Science Is Never Perfect
Why bias in studies doesn’t make them worthless
There’s a pretty fundamental misunderstanding that most of us have about science. I remember being a slightly-younger Health Nerd sitting in a university tutorial and trying to work my way through a study on mesothelioma (nasty cancer) in asbestos miners (people who get nasty cancer).
If you’ve heard the scary word asbestos, you can probably guess what the study found about the people who mined it. They got lots and lots of nasty cancer.
And you know what the most interesting part about this study was?
It wasn’t done perfectly. In fact, it was done in a way that was pretty wrong.
There’s a misconception that we are all often prey to when we look at scientific evidence. It’s something both painfully and wonderfully human; we look for a black-and-white answer.

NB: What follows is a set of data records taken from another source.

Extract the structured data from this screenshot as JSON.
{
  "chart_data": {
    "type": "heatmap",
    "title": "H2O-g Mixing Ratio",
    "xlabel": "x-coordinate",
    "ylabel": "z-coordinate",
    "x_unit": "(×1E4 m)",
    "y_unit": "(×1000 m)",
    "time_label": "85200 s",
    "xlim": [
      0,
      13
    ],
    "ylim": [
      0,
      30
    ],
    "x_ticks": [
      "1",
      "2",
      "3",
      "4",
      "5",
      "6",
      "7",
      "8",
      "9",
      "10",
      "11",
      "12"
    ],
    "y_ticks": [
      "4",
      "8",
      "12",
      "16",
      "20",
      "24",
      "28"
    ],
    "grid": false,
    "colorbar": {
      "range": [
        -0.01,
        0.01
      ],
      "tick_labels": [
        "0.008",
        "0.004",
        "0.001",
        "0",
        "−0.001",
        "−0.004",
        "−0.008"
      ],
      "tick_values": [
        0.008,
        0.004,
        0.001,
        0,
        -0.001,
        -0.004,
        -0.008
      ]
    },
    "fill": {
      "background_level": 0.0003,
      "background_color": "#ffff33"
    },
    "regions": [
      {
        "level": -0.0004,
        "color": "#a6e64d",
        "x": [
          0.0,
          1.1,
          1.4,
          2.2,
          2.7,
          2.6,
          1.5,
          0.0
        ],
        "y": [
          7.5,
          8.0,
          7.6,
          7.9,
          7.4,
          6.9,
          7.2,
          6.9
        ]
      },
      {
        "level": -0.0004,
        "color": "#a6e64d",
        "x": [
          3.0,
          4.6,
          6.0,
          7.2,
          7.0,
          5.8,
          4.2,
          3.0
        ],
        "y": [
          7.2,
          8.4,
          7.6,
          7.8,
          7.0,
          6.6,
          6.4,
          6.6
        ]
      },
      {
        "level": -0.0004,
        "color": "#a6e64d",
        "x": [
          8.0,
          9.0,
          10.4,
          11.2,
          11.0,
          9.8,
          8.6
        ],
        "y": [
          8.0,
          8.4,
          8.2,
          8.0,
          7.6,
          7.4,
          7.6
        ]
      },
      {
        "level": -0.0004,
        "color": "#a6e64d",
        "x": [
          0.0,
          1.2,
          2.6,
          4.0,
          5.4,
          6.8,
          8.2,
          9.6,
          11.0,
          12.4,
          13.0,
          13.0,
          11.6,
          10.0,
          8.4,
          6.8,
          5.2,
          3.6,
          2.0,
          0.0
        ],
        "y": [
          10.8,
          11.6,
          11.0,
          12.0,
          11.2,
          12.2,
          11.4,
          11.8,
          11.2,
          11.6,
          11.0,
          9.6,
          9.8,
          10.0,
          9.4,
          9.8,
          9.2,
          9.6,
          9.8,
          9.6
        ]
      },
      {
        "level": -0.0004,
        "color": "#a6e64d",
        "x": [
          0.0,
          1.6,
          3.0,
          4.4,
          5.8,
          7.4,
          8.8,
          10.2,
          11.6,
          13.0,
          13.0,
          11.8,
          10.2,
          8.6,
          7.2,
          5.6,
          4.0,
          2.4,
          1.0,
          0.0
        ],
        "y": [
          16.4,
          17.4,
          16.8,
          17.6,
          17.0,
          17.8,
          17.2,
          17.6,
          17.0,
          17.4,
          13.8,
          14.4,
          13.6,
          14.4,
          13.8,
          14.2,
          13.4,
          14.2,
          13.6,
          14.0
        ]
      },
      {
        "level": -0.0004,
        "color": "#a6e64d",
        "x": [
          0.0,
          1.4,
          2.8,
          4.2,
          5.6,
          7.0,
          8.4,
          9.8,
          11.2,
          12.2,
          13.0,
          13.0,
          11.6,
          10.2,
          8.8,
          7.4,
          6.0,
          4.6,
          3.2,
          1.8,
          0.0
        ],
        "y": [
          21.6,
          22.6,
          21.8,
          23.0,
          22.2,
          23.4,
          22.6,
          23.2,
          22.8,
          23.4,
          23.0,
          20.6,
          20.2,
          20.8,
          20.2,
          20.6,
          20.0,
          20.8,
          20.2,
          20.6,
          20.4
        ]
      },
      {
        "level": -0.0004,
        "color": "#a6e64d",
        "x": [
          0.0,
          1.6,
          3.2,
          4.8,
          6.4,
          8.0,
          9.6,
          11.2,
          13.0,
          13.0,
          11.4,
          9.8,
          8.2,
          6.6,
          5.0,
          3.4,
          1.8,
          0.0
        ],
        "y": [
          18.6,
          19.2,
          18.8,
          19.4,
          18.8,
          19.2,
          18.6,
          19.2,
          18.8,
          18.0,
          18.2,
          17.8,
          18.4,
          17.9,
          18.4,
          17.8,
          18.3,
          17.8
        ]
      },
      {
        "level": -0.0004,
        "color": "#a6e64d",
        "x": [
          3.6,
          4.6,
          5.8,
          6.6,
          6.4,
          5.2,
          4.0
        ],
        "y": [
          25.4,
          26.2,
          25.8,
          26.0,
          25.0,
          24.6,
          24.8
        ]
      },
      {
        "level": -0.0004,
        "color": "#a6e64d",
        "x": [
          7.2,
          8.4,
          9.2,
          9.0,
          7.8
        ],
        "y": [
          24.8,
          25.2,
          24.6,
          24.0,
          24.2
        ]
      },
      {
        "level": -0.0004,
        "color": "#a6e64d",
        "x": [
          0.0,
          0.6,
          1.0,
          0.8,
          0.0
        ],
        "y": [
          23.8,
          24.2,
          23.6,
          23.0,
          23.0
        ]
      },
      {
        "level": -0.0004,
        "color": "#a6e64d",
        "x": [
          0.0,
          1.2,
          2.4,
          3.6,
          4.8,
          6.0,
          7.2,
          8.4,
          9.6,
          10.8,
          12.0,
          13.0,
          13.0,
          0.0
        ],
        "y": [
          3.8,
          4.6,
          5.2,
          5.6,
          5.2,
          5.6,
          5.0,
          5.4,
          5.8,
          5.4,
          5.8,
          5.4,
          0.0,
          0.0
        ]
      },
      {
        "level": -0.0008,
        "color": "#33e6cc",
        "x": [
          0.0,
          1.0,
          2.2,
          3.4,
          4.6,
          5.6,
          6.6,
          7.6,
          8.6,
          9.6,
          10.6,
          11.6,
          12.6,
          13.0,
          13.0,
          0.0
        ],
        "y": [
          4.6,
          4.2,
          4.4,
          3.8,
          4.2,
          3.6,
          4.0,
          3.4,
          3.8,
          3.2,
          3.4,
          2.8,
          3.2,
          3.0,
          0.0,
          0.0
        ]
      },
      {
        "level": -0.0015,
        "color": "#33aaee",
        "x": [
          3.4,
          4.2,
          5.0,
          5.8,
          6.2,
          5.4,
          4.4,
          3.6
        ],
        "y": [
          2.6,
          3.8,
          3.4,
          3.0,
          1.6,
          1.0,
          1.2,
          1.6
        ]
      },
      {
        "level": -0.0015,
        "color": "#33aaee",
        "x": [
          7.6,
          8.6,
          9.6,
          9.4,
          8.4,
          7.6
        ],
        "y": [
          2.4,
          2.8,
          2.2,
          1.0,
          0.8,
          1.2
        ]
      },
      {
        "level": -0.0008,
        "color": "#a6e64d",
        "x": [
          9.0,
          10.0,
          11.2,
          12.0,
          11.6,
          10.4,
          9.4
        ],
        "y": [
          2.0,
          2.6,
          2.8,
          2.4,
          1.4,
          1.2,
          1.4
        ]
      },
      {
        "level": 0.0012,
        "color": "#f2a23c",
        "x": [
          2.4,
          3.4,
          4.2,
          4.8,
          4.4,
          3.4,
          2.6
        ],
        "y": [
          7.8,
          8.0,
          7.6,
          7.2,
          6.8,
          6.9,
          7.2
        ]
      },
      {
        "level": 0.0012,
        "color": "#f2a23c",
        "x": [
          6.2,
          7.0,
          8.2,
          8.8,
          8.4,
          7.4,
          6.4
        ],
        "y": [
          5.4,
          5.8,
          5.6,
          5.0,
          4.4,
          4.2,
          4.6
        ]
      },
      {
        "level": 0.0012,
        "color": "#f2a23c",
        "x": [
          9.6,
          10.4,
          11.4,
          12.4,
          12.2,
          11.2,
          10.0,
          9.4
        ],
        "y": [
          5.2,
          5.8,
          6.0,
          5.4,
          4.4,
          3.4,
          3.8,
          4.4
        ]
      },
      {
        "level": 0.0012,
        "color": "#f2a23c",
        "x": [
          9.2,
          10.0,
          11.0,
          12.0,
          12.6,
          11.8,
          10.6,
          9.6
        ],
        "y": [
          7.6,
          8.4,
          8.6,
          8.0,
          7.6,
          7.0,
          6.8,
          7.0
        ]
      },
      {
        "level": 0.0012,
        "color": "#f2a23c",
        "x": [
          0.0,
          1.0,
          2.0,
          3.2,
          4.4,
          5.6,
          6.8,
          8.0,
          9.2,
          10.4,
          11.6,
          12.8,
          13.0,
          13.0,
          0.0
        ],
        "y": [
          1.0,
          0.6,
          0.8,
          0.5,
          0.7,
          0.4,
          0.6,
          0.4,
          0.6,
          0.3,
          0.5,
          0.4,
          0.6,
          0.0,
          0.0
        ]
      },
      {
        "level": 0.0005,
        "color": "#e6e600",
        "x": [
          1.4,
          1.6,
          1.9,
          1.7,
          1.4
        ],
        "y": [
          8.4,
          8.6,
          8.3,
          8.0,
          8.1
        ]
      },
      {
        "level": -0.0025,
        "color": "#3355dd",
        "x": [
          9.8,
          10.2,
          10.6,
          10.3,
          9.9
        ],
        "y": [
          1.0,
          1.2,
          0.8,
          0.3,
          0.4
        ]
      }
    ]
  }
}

We are simply incredibly uncomfortable when we look at something and it gives us an answer that is in shades of grey.
And the thing that no one really likes about science, the thing that makes almost every article you’ve read about science wrong, is that science is almost never about perfection, particularly in the world of health. Outside of extremely theoretical research, most scientific studies are far from perfect.
But this doesn’t make them wrong. It just makes them more difficult to understand.
Ibuprofen And Heart Attacks
I recently wrote an article about ibuprofen and heart attacks. It was in response to a media furore that had thousands of articles from across the world whipping people into a frenzy about the ibuprofen that was basically just slaughtering them in their thousands.
In my article I pointed out the deficiencies in this study that made it largely useless for individual decision-making; odds ratios, correlation vs causation, all the finicky little things that are hard to understand until a nerd explains them to you in detail.
This study wasn’t perfect.
But you know what? It was pretty damn good. It just didn’t say what the media thought it said.
I’ve now seen people saying that we should throw the results away. That’s incredibly stupid. Not just because it was an excellent study that had some important findings, but because there are virtually no perfect studies.
Science Isn’t Perfect
I can count on the fingers of one hand the number of perfect studies that I have ever read. Studies where the answer was absolutely defined by the data, because the study was so perfect that no possible errors could’ve crept in.
And when I say “on the fingers of one hand”, I mean one. One study that was 100% perfect in design, method and execution. If you’re interested, it’s this study that found paracetamol to be ineffective at treating acute lower back pain. It’s an amazing case study in brilliant research.
I work in public health. I’m usually running between five and eight studies at any one time. And you know what?
They are messy, problematic, and give me endless headaches.
Funding is an issue. Practical considerations are an issue. How do you test a new treatment for self-management of diabetes if it requires a smartphone in a population of old people who don’t always have smartphones and you can’t afford to buy them for the study? What about an app that was developed by a Taiwanese company, has been (poorly) translated into English, in a multicultural population that doesn’t speak either English OR Mandarin?
Science doesn’t have to be perfect to be right.
Suffice to say, it’s not easy.
But all of the research I do provides useful evidence. There are endless caveats, and you have to take it with a grain of salt, but I can still give you some really interesting insights into diabetes self-management.
Science doesn’t have to be perfect to be right.
And that is something that we are not very good at accepting.
It’s always fun to write a shouty article about the latest scare story in the media, and I do love laying out exactly why the research has been misinterpreted and doesn’t mean what you think it does.
But that is very different from arguing that it is useless. Most of the studies that I write about are actually great science and really well done. They just aren’t perfect. They have problems, potential sources of bias, issues with design, and a thousand other minor worries that mean you can really pick them apart.
But when push comes to shove, they are almost all brilliantly useful. Even when they find nothing, because nothing can be important.
In science there are rarely easy answers. Most studies give you a wishy-washy answer that is full of caveats.
There’s usually an entire section of the study where the authors tell you everything that could’ve possibly gone wrong with their study and how that might lead to a different answer than the one that they’ve given.
But that’s why we all do these pesky degrees and spend years learning analytical skills. Anyone can read a study, but putting it into context and understanding how and why it is meaningful can take years of effort.
I’m not saying you shouldn’t be analytical, or that you should give up on picking apart studies yourself. But next time someone offers you an easy answer, a black-and-white solution to a range of greys, remember:
Science is never simple.
There are no easy answers.
If it doesn’t give you a headache, you’re doing it wrong.